We can formalize how the macroeconomic data releases are read by the market participants in real-time from the space-state frameworks. This also involves monitoring a lot of data, forming expectations on them. Whenever the realizations diverge noticeably from those expectations, it’s needed to revise the assessment on the economy’s state. This can be possible because, for a model that is in space state representation, the Kalman Filter will generate projections for all the considered variables and is then allowed to compute, for every data release, a model-based surprise, the news.


The Job of Machine Learning

It is seen that after training a variety of popular machine learning algorithms over an expanded window and replicating a nowcasting situation, the results show that most of the machine learning models are producing point nowcasts, which are better than the simple autoregression benchmark. Top-performing models like LASSO (Least Absolute Shrinkage and Selection Operator), neural networks, and support vector machines can reduce the usual and standard errors made by nowcast approximately by 16 to 18%. To give you further performance improvements, it even uses various weighting schemes to combine the nowcasts of the ML models.
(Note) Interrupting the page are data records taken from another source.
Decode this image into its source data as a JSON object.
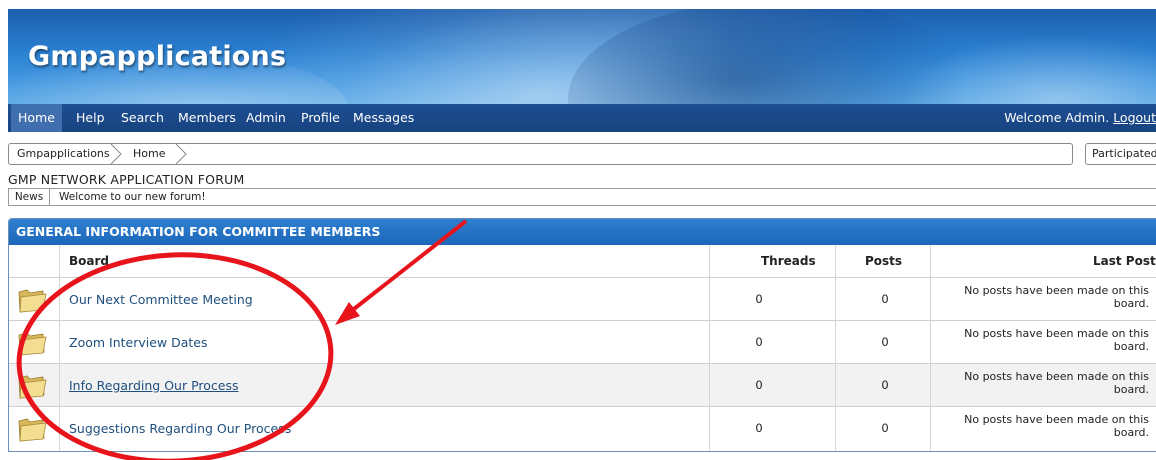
{
  "header": {
    "site_title": "Gmpapplications"
  },
  "nav": {
    "items": [
      "Home",
      "Help",
      "Search",
      "Members",
      "Admin",
      "Profile",
      "Messages"
    ],
    "active": "Home",
    "welcome_text": "Welcome Admin.",
    "logout_label": "Logout"
  },
  "breadcrumb": {
    "items": [
      "Gmpapplications",
      "Home"
    ],
    "participated_label": "Participated"
  },
  "forum": {
    "title": "GMP NETWORK APPLICATION FORUM"
  },
  "news": {
    "label": "News",
    "text": "Welcome to our new forum!"
  },
  "category": {
    "title": "GENERAL INFORMATION FOR COMMITTEE MEMBERS",
    "columns": {
      "board": "Board",
      "threads": "Threads",
      "posts": "Posts",
      "last_post": "Last Post"
    },
    "boards": [
      {
        "name": "Our Next Committee Meeting",
        "threads": "0",
        "posts": "0",
        "last_post": "No posts have been made on this board."
      },
      {
        "name": "Zoom Interview Dates",
        "threads": "0",
        "posts": "0",
        "last_post": "No posts have been made on this board."
      },
      {
        "name": "Info Regarding Our Process",
        "threads": "0",
        "posts": "0",
        "last_post": "No posts have been made on this board."
      },
      {
        "name": "Suggestions Regarding Our Process",
        "threads": "0",
        "posts": "0",
        "last_post": "No posts have been made on this board."
      }
    ]
  },
  "annotation": {
    "color": "#e8141b"
  },
  "icons": {
    "board": "folder-icon",
    "breadcrumb_separator": "chevron-right-icon"
  }
}
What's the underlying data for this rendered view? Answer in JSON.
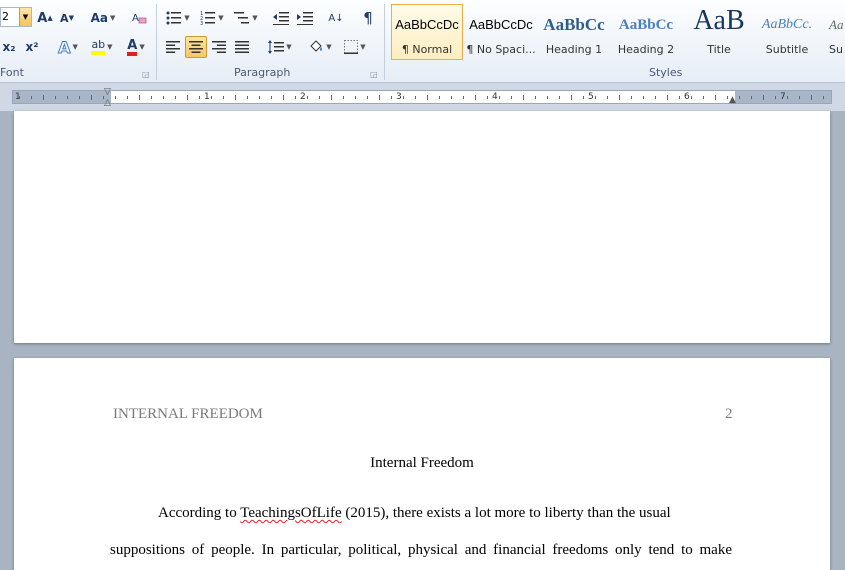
{
  "ribbon": {
    "font_group": {
      "label": "Font",
      "font_size": "2",
      "grow_font": "A",
      "shrink_font": "A",
      "change_case": "Aa",
      "subscript": "x₂",
      "superscript": "x²",
      "text_effects": "A",
      "highlight": "ab",
      "font_color": "A",
      "font_color_hex": "#e02020",
      "highlight_hex": "#ffff00"
    },
    "paragraph_group": {
      "label": "Paragraph",
      "sort": "A↓",
      "show_marks": "¶"
    },
    "styles_group": {
      "label": "Styles",
      "items": [
        {
          "sample": "AaBbCcDc",
          "name": "¶ Normal"
        },
        {
          "sample": "AaBbCcDc",
          "name": "¶ No Spaci..."
        },
        {
          "sample": "AaBbCc",
          "name": "Heading 1"
        },
        {
          "sample": "AaBbCc",
          "name": "Heading 2"
        },
        {
          "sample": "AaB",
          "name": "Title"
        },
        {
          "sample": "AaBbCc.",
          "name": "Subtitle"
        },
        {
          "sample": "Aa",
          "name": "Sub"
        }
      ]
    }
  },
  "ruler": {
    "numbers": [
      "1",
      "1",
      "2",
      "3",
      "4",
      "5",
      "6",
      "7"
    ]
  },
  "document": {
    "running_head": "INTERNAL FREEDOM",
    "page_number": "2",
    "title": "Internal Freedom",
    "paragraph": {
      "line1_before": "According to ",
      "line1_flagged": "TeachingsOfLife",
      "line1_after": " (2015), there exists a lot more to liberty than the usual",
      "line2": "suppositions of people. In particular, political, physical and financial freedoms only tend to make"
    }
  }
}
When it comes down to Nowcasting and forecasting, it is also seen that neural networks can perform better than dynamic factor models when it is implemented in Nowcasting and forecasting by comparing the GDP growth forecasts of the artificial neural network to that of state of the art and latest dynamic factor models.

Important Empirical Findings

Models of Nowcasting can provide a degree of similar accuracy to the official preliminary estimates of the GDP growth, even though the nowcasting estimates are timelier. It is also seen through some academic research that there is a significant improvement on the standard statistical forecasting models, which make use only of the past data being represented by the nowcasts. 

Small data approaches are what came in first, and they generally involve estimates of maximum likelihood. In contrast, consequent significant data approaches are typically engaged with a two-step estimation based on a first step extraction of the principal components. The big data nowcasting is not necessarily any better. To begin with, they tend to be a lot more tedious to manage and less transparent. They might not even be able to deliver a lot of improvement in the accuracy of factor extraction. This stabilizes and increases quickly as the numbers of the indicators go up. It is worth noticing that distortions can be created in the extracted factor with a set of poorly balanced indicators whereas, on the other hand, with the help of small data approaches, we can facilitate and promote hard thinking about a group of indicators well-balanced.

Final Words

In financial markets, and the world of the economy in general, Nowcasting has brought about a significant change that helps us forecast economic variables with a lot more precision and ease. We hope this article helped you in understanding the basics and importance of Nowcasting.